Историю с башней я никогда не записывал. Возможно, считал, что не могу это сделать литературно, и долгие годы, десятилетия история эта как бы отлеживалась во мне, чтобы позднее, в Вене, когда, поселившись на Реннвеге, я вновь обнаружил очередные свои пять углов, история эта, приобретая вовсе не литературный смысл, выбилась из глубин моей памяти.

 

Ранние годы

 

С чем связаны детские воспоминания? Запахи, звуки, краски, и все угрожающе большое. А за окнами – улица, весь мир. Позднее улица стала оживать, расширяться: откуда-то приходит, куда-то ведет и в конце концов становится частью города, который начинаешь воспринимать как место, где ты родился, родной город.

Мир моего детства называется Брянск. Триста километров к юго-западу от Москвы, хотя Москва казалась намного дальше луны, которую я мог видеть из своей кровати, и дальше, чем солнце, которое рисовало на земле тени людей, деревьев, домов, уже тогда очерчивая те пять углов, что будут причастны ко всем поворотам моей судьбы. Я вижу в том для себя некий символ: в этих лучах, то сужающихся, то расширяющихся, и в острых углах моей жизни.

Детство – то, что от него сохранила память, – как бы распадается на две части (я невольно вспоминаю страшную большую пилу, которая висела в сарае позади нашего дома) или, лучше сказать, на два отрезка.

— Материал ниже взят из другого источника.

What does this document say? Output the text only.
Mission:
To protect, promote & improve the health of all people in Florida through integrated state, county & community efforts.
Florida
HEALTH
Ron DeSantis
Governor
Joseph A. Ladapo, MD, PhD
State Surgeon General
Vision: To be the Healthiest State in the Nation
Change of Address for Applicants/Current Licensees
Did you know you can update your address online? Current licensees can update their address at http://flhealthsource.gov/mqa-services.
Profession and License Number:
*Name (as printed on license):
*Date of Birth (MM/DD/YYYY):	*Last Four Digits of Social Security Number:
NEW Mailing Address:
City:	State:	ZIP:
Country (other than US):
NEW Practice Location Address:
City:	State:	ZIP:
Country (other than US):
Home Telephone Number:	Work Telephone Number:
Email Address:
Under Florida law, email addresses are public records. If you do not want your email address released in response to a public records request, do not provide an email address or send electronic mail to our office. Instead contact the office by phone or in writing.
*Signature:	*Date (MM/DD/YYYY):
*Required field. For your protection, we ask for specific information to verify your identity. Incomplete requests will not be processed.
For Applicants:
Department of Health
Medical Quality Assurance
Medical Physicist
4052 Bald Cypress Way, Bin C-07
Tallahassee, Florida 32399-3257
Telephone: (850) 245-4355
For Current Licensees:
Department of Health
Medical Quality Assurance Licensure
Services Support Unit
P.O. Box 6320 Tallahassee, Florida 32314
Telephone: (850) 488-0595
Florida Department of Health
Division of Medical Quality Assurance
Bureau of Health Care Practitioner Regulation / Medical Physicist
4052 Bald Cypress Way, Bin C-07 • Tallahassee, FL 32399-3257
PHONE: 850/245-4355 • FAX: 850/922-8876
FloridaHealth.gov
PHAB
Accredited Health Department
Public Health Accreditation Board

Первый отрезок – три довоенных года, воспоминаний о которых совсем немного: разрозненные фрагменты, скрепленные позднейшими рассказами родителей. Вижу бочку с водой в саду, струящийся в нее дождик, нацеленный взгляд кошки, глаза в глаза. Кошку саму не помню – только глаза и леденящее чувство страха. Накрытый стол, за которым родители, старший брат, названный в память о дедушке Янкеле Яном, а также бабушка Лиза, жена убитого дедушки (все называли ее «баба Лея»), и еще – непонятный трехлетнему малышу язык, на котором, когда речь заходила о вещах, не предназначенных для детского слуха, родители говорили с бабой Леей. Это был идиш. Но то, что было связано с идиш, как и со всем тем, что отличало нас и наше существование от других, от русских, я не осознавал, тем более что родители не были набожными евреями, следовавшими религиозным обычаям и законам.

Только бабушка Лея, насколько могу судить, строго следовала еврейским традициям и регулярно ходила молиться в шул, как она называла синагогу, которая находилась в обычном доме, таком же, как и другие дома на нашей улице, и всего в одной комнате, которую в нем снимали. Настоящую синагогу, которая была здесь когда-то давно, разрушили, как и многие православные церкви. А если какие и уцелели, то их превратили в склады, конторы: власти ни одного бога не жаловали. О чем молилась бабушка в своем шуле, что она там изливала Богу, от каких бед-напастей просила избавить – ничего об этом я, конечно, не знал. Не знал и о гибели дедушки Янкеля, хотя (или это мне только кажется) тревога и как бы предчувствие чего-то страшного исподволь овладевали мною, когда я сидел на коленях у бабушки, которая заунывно мне напевала и вдруг устремляла свой взгляд куда-то поверх меня. Но возможно, я ошибаюсь и тогда я чувствовал только ее тепло и свою защищенность.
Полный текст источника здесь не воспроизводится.